Mike Beneke, owner of Double B Cattle of Lincolnville, was granted a 30-day extension to remove about 8 million pounds of silage from his property at 601 W. Main St., at a hearing Sept. 16.
Unlike the first hearing on Aug. 30 in which Beneke had 10 days to remove the silage, the verdict last week was 30 days, or Oct. 17, and a $30,000 letter of credit.
City administrator Roger Holter said Monday that it’s his understanding that if the silage isn’t removed, the city will do it at Beneke’s expense.
“The city has attempted to administer the laws of the city in a fair and consistent manner,” he said.
“Our goal has remained consistent throughout the process and remains unchanged.”
At the first hearing Aug. 30, Holter said this was a safety concern to include it being a fire hazard because of its proximity to residences.
Holter said: “It’s also in the flood plain, which implicates surface and ground water.”
Another concern was the height of the pile and that it wasn’t covered, leaving it open for flies and other animals to access.
But, being in the city limits, covered or not, it was still in violation of the ordinance.
Municipal Court Judge Randy Pankratz at both the first and second hearings agreed with Robson’s findings that the silage went against the city’s health and nuisance codes, something everyone else must abide by.
In his defense, Beneke said he was simply trying to make a living, which was not disputed.
However, Pankratz said the city keyed in on something in Section A of the ordinance, which included a prohibition on some specific things.
Those were paper, rocks, excrement, dirt, cans, trash, and even though silage was not on the list, the ordinance went on to state, “or any other offensive or disagreeable thing or substance,” Pankratz said in August.
Request for extension
At some point prior to the 10-day deadline to remove the silage, Beneke approached Robson asking for more time to remove the silage.
In turn, Robson contacted Pankratz, with Beneke present, to make a case for the extension hearing.
Prior to the first hearing and before the second hearing Sept. 12, Beneke said his goal was to remove the silage this coming winter to feed his cattle.
Removing the silage prior to that time, he said, would be a hardship.
“It would be an extremely tall order to move it,” Beneke said.
But, Pankratz said, in the fullness of the circumstances, I don’t think this material should have been put where it was put to begin with.
It’s an illegal deposit
Holter added: “On behalf of the citizens, we simply want Mr.

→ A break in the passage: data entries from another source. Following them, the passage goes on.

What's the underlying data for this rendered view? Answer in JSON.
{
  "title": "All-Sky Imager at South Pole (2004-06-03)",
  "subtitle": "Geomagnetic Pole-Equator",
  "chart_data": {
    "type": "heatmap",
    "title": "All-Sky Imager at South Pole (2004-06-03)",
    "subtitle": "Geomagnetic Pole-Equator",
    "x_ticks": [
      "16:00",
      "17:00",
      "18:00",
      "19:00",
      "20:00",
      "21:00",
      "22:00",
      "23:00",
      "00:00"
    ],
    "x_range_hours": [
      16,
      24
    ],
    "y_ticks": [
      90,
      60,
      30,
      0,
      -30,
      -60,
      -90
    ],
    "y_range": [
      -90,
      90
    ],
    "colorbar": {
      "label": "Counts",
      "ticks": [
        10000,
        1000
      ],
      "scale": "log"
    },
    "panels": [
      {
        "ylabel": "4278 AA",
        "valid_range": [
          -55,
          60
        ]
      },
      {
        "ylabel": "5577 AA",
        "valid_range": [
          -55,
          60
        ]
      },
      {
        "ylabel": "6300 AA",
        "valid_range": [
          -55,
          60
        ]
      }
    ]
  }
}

Beneke to remove the illegally deposited 8 million pounds of decaying material that creates safety and health concerns for our community.
“Residents did not choose to live in a feed processing area which was created by a single individual desiring to impose his will upon the community for commercial gain.”
Holter explained that Beneke’s actions are more consistent with a rural or farmstead setting and not in an urban environment.
“From the city’s perspective, we will commence the abatement process on Oct. 18 should Mr. Beneke fail to abate,” he said.